Warentausch, Verzichtbarkeit und Wertsubstraktion: Darstellung der Bedingungen des Warentausches und der Kostenfaktoren, die mit der Herstellung und dem Transport von Waren verbunden sind.
Industrielle Produktion und die Rolle der Arbeit als Wertquelle: Analyse des Übergangs zum Kapitalismus, bei dem die menschliche Arbeit zur zentralen Quelle für den Wert von Gütern wird.
Fazit und Zusammenfassung der ökonomischen Entwicklung: Resümee über die historische Entwicklung der Ökonomie und die zunehmende Komplexität moderner Zahlungssysteme.
Schlüsselwörter
Geld, Zahlungsmittel, Michel Foucault, Ökonomie, Warentausch, Reichtum, Nominalwert, Industrialisierung, Arbeit, Kapital, Preisbildung, Merkantilismus, Tauschwert, Gebrauchswert, Wertsubstraktion
Häufig gestellte Fragen
Worum geht es in dieser Arbeit grundsätzlich?
Die Arbeit analysiert den historischen Bedeutungswandel des Geldes als Tauschmittel und Zahlungssystem im Kontext der ökonomischen Theorien von Michel Foucault.

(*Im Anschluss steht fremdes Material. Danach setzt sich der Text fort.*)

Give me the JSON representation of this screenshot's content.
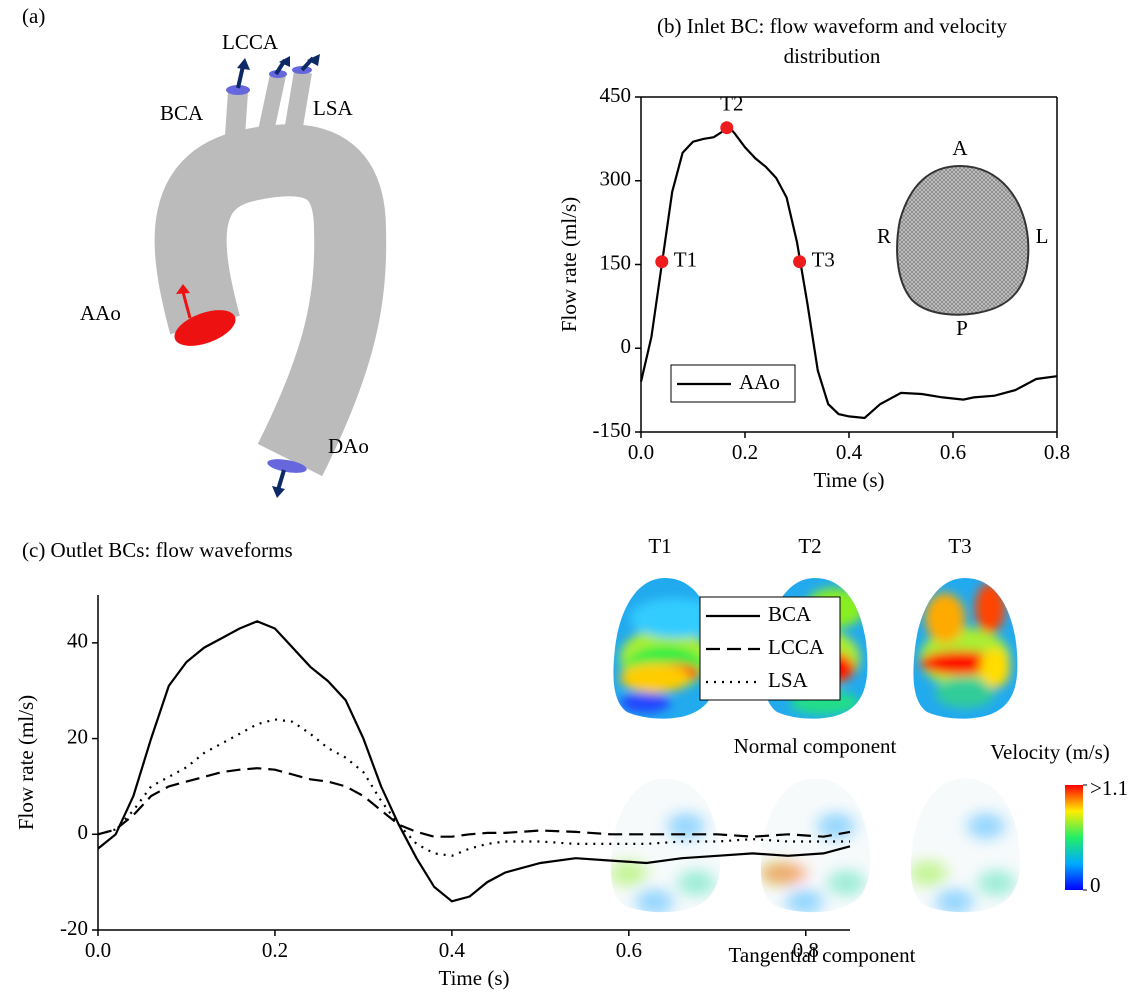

Was sind die zentralen Themenfelder?
Die zentralen Themen umfassen die Geschichte der Geldwertbestimmung, die Entwicklung vom Naturaltausch zum modernen Kapitalismus sowie die Rolle von Arbeit und Produktion.
Was ist das primäre Ziel der Untersuchung?
Das Ziel ist es, die Transformation der ökonomischen Repräsentation und der Preisbildung von der Renaissance bis zur Moderne wissenschaftlich nachzuvollziehen.
Welche wissenschaftliche Methode wird verwendet?
Es handelt sich um eine diskursanalytische Betrachtung ökonomischer Konzepte basierend auf der Textgrundlage von Foucaults "Die Ordnung der Dinge".
Was wird im Hauptteil behandelt?
Im Hauptteil werden die Epochen vom 16. bis zum 18. Jahrhundert durchschritten, wobei besonders die Entwertung von Münzen, das Mengengesetz und die Bedeutung der Industriearbeit beleuchtet werden.
Welche Schlüsselwörter charakterisieren die Arbeit?
Wichtige Begriffe sind insbesondere Geld, Reichtum, Tauschwert, Arbeit, Kapital und die ökonomische Repräsentation nach Foucault.
Warum war die direkte Wiegung von Metallen im 16. Jahrhundert problematisch?
Da der Wert nur nach dem Gewicht der Metallmenge bestimmt wurde, fehlte eine einheitliche Vergleichbarkeit, was zu massiven Problemen bei Preisbeziehungen und Tauschprozessen führte.
Welche Rolle spielt die Arbeit im ökonomischen Modell nach Ricardo?
Arbeit wird hier als zentrale Quelle für jeden Wert identifiziert; die Kosten für Arbeitskraft und Produktion bestimmen maßgeblich den Preis eines Gutes.